Al momento, le uniche due opzioni terapeutiche antivirali efficaci contro il Sars-CoV-2 sono Paxlovid e Remdesivir, un team di ricercatori ha quindi voluto verificare se la combinazione di nirmatrelvir-ritonavir fosse efficace anche contro le varianti B.4 e B.5 di Omicron.
Lo studio, pubblicato su
Lancet Infectious Diseases, è uno dei primi a esaminare l'efficacia di Paxlovid in pazienti non ospedalizzati durante un periodo Omicron della pandemia Covid-19 che include le sottovarianti BA.4/BA.5. Lo studio osservazionale ha esaminato i dati di pazienti che presentavano uno o più fattori di rischio per malattia grave, ricovero in ospedale o morte; e che hanno ricevuto o meno Paxlovid.
Tra il 26 marzo e il 25 agosto 2022 sono stati studiati 9881 pazienti che hanno ricevuto il trattamento con nirmatrelvir-ritonavir e 11.612 non trattati. Il trattamento con Paxlovid è stato associato a una mortalità per tutte le cause a 28 giorni significativamente inferiore rispetto ai pazienti non trattati.
Inoltre, nel sottogruppo di pazienti ospedalizzati, il trattamento con nirmatrelvir-ritonavir è stato associato a una durata media della degenza ospedaliera più breve di 3,4 giorni rispetto al gruppo non trattato. Ancora, Paxlovid è stato associato a un tasso inferiore di visite al pronto soccorso post-trattamento, il che suggerisce una minore probabilità di long-Covid e di effetti a lungo termine gravi.
Il gruppo poi ha osservato come non ci siano state differenze statisticamente significative in questi esiti nei periodi prima o dopo la prevalenza dei lignaggi B.4 e B.5 della variante Omicron.
Il team di ricerca ora vuole estendere i suoi risultati anche contro le sottovarianti più recenti di Omicron, tra cui XBB.1.5 e BQ.1.
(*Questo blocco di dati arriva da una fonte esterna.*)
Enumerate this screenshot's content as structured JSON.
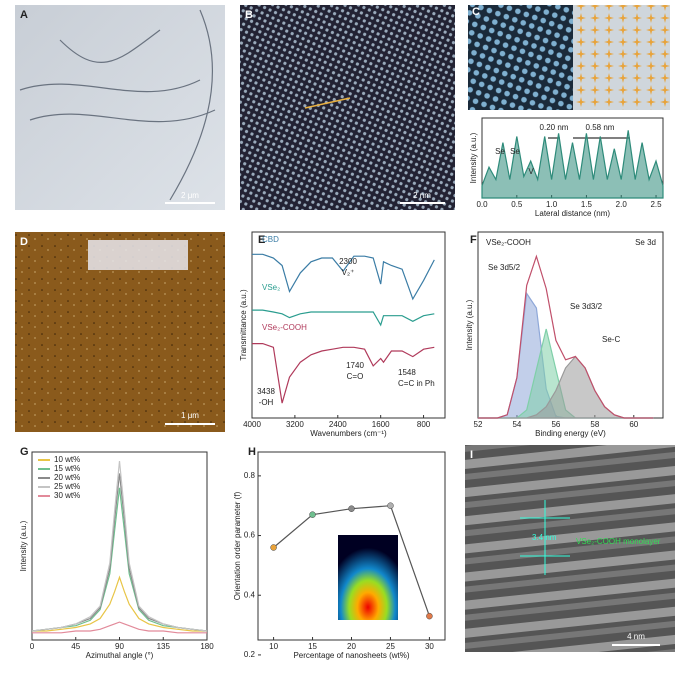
{
  "panels": [
    {
      "label": "A",
      "scale_bar": "2 μm"
    },
    {
      "label": "B",
      "scale_bar": "2 nm"
    },
    {
      "label": "D",
      "scale_bar": "1 μm"
    },
    {
      "label": "I",
      "scale_bar": "4 nm",
      "annotations": [
        "3.4 nm",
        "VSe₂-COOH monolayer"
      ]
    }
  ],
  "chart_data": [
    {
      "label": "C",
      "type": "line",
      "xlabel": "Lateral distance (nm)",
      "ylabel": "Intensity (a.u.)",
      "x": [
        0,
        0.1,
        0.2,
        0.3,
        0.4,
        0.5,
        0.6,
        0.7,
        0.8,
        0.9,
        1.0,
        1.1,
        1.2,
        1.3,
        1.4,
        1.5,
        1.6,
        1.7,
        1.8,
        1.9,
        2.0,
        2.1,
        2.2,
        2.3,
        2.4,
        2.5,
        2.6
      ],
      "series": [
        {
          "color": "#2e8b7a",
          "values": [
            0.2,
            0.5,
            0.3,
            0.9,
            0.3,
            1.0,
            0.35,
            0.6,
            0.3,
            1.0,
            0.3,
            1.05,
            0.3,
            0.9,
            0.3,
            1.05,
            0.3,
            1.0,
            0.3,
            0.8,
            0.3,
            1.1,
            0.3,
            0.9,
            0.3,
            0.6,
            0.2
          ]
        }
      ],
      "xlim": [
        0,
        2.6
      ],
      "xticks": [
        {
          "value": 0,
          "label": "0.0"
        },
        0.5,
        {
          "value": 1,
          "label": "1.0"
        },
        1.5,
        {
          "value": 2,
          "label": "2.0"
        },
        2.5
      ],
      "ylim": [
        0,
        1.3
      ],
      "fill": true,
      "annotations": [
        "Se",
        "Se",
        "V",
        "0.20 nm",
        "0.58 nm"
      ]
    },
    {
      "label": "E",
      "type": "line",
      "xlabel": "Wavenumbers (cm⁻¹)",
      "ylabel": "Transmittance (a.u.)",
      "x": [
        4000,
        3800,
        3600,
        3438,
        3300,
        3100,
        2900,
        2700,
        2500,
        2300,
        2100,
        1900,
        1740,
        1600,
        1548,
        1400,
        1200,
        1000,
        800,
        600
      ],
      "series": [
        {
          "name": "CBD",
          "color": "#3a7ca5",
          "values": [
            0.88,
            0.88,
            0.86,
            0.82,
            0.68,
            0.78,
            0.84,
            0.86,
            0.86,
            0.79,
            0.87,
            0.87,
            0.86,
            0.72,
            0.84,
            0.82,
            0.8,
            0.64,
            0.74,
            0.85
          ]
        },
        {
          "name": "VSe₂",
          "color": "#2a9d8f",
          "values": [
            0.58,
            0.58,
            0.57,
            0.56,
            0.54,
            0.56,
            0.57,
            0.57,
            0.57,
            0.57,
            0.57,
            0.57,
            0.57,
            0.5,
            0.55,
            0.55,
            0.55,
            0.52,
            0.55,
            0.56
          ]
        },
        {
          "name": "VSe₂-COOH",
          "color": "#b03a5b",
          "values": [
            0.4,
            0.4,
            0.38,
            0.08,
            0.22,
            0.3,
            0.34,
            0.36,
            0.37,
            0.38,
            0.38,
            0.37,
            0.28,
            0.32,
            0.3,
            0.36,
            0.36,
            0.33,
            0.37,
            0.38
          ]
        }
      ],
      "xlim": [
        4000,
        400
      ],
      "xticks": [
        4000,
        3200,
        2400,
        1600,
        800
      ],
      "ylim": [
        0,
        1
      ],
      "legend": "inline",
      "annotations": [
        "2300",
        "V₂⁺",
        "3438",
        "-OH",
        "1740",
        "C=O",
        "1548",
        "C=C in Ph"
      ]
    },
    {
      "label": "F",
      "type": "area",
      "xlabel": "Binding energy (eV)",
      "ylabel": "Intensity (a.u.)",
      "x": [
        52,
        52.5,
        53,
        53.5,
        54,
        54.5,
        55,
        55.5,
        56,
        56.5,
        57,
        57.5,
        58,
        58.5,
        59,
        59.5,
        60,
        60.5,
        61
      ],
      "series": [
        {
          "name": "Se 3d5/2",
          "color": "#8fa8d8",
          "values": [
            0,
            0,
            0,
            0.02,
            0.25,
            0.77,
            0.68,
            0.18,
            0.01,
            0,
            0,
            0,
            0,
            0,
            0,
            0,
            0,
            0,
            0
          ]
        },
        {
          "name": "Se 3d3/2",
          "color": "#7fcfa8",
          "values": [
            0,
            0,
            0,
            0,
            0,
            0.05,
            0.3,
            0.55,
            0.3,
            0.05,
            0,
            0,
            0,
            0,
            0,
            0,
            0,
            0,
            0
          ]
        },
        {
          "name": "Se-C",
          "color": "#9a9a9a",
          "values": [
            0,
            0,
            0,
            0,
            0,
            0,
            0.02,
            0.07,
            0.17,
            0.31,
            0.38,
            0.31,
            0.17,
            0.07,
            0.02,
            0,
            0,
            0,
            0
          ]
        },
        {
          "color": "#c0506b",
          "values": [
            0,
            0,
            0,
            0.02,
            0.25,
            0.82,
            1.0,
            0.8,
            0.48,
            0.36,
            0.38,
            0.31,
            0.17,
            0.07,
            0.02,
            0,
            0,
            0,
            0
          ]
        }
      ],
      "xlim": [
        52,
        61.5
      ],
      "xticks": [
        52,
        54,
        56,
        58,
        60
      ],
      "ylim": [
        0,
        1.15
      ],
      "legend": "inline",
      "annotations": [
        "VSe₂-COOH",
        "Se 3d"
      ]
    },
    {
      "label": "G",
      "type": "line",
      "xlabel": "Azimuthal angle (°)",
      "ylabel": "Intensity (a.u.)",
      "x": [
        0,
        15,
        30,
        45,
        60,
        70,
        80,
        85,
        90,
        95,
        100,
        110,
        120,
        135,
        150,
        165,
        180
      ],
      "series": [
        {
          "name": "10 wt%",
          "color": "#e8c547",
          "values": [
            0.05,
            0.05,
            0.06,
            0.07,
            0.09,
            0.12,
            0.2,
            0.27,
            0.35,
            0.27,
            0.2,
            0.12,
            0.09,
            0.07,
            0.06,
            0.05,
            0.05
          ]
        },
        {
          "name": "15 wt%",
          "color": "#6fbf8f",
          "values": [
            0.05,
            0.06,
            0.07,
            0.08,
            0.11,
            0.17,
            0.37,
            0.61,
            0.85,
            0.61,
            0.37,
            0.17,
            0.11,
            0.08,
            0.07,
            0.06,
            0.05
          ]
        },
        {
          "name": "20 wt%",
          "color": "#8a8a8a",
          "values": [
            0.05,
            0.06,
            0.07,
            0.09,
            0.12,
            0.18,
            0.4,
            0.67,
            0.93,
            0.67,
            0.4,
            0.18,
            0.12,
            0.09,
            0.07,
            0.06,
            0.05
          ]
        },
        {
          "name": "25 wt%",
          "color": "#c4c4c4",
          "values": [
            0.05,
            0.06,
            0.07,
            0.09,
            0.13,
            0.19,
            0.43,
            0.72,
            1.0,
            0.72,
            0.43,
            0.19,
            0.13,
            0.09,
            0.07,
            0.06,
            0.05
          ]
        },
        {
          "name": "30 wt%",
          "color": "#e28a9a",
          "values": [
            0.04,
            0.04,
            0.04,
            0.05,
            0.05,
            0.06,
            0.08,
            0.09,
            0.1,
            0.09,
            0.08,
            0.06,
            0.05,
            0.05,
            0.04,
            0.04,
            0.04
          ]
        }
      ],
      "xlim": [
        0,
        180
      ],
      "xticks": [
        0,
        45,
        90,
        135,
        180
      ],
      "ylim": [
        0,
        1.05
      ],
      "legend": "upper left"
    },
    {
      "label": "H",
      "type": "line",
      "xlabel": "Percentage of nanosheets (wt%)",
      "ylabel": "Orientation order parameter (f)",
      "x": [
        10,
        15,
        20,
        25,
        30
      ],
      "series": [
        {
          "color": "#555555",
          "values": [
            0.56,
            0.67,
            0.69,
            0.7,
            0.33
          ]
        }
      ],
      "point_colors": [
        "#e8a23a",
        "#6fbf8f",
        "#8a8a8a",
        "#b0b0b0",
        "#e07a4a"
      ],
      "markers": true,
      "xlim": [
        8,
        32
      ],
      "xticks": [
        10,
        15,
        20,
        25,
        30
      ],
      "ylim": [
        0.25,
        0.88
      ],
      "yticks": [
        0.2,
        0.4,
        0.6,
        0.8
      ]
    }
  ]
}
"Questo studio è stato uno dei primi a suggerire fortemente un beneficio per il farmaco antivirale, nirmatrelvir-ritonavir, noto anche come Paxlovid, per prevenire l'ospedalizzazione e la morte per i pazienti infetti dalle recenti varianti Omicron", ha affermato
Neil Aggarwal, primo autore.
Le prove del mondo reale sono particolarmente importanti per i medici. "Fornendo i dati quasi in tempo reale, possiamo aiutare i medici nel processo decisionale terapeutico", ha affermato
Adit Ginde, professore di medicina d'urgenza e co-autore dello studio, "Se possiamo confermare i benefici di una terapia, i medici possono essere sicuri di prescrivere un trattamento e i pazienti possono sentirsi a proprio agio nel riceverlo. Se scopriamo che gli agenti stanno perdendo efficacia, dobbiamo saperlo anche noi e cambiare traiettoria terapeutica", conclude.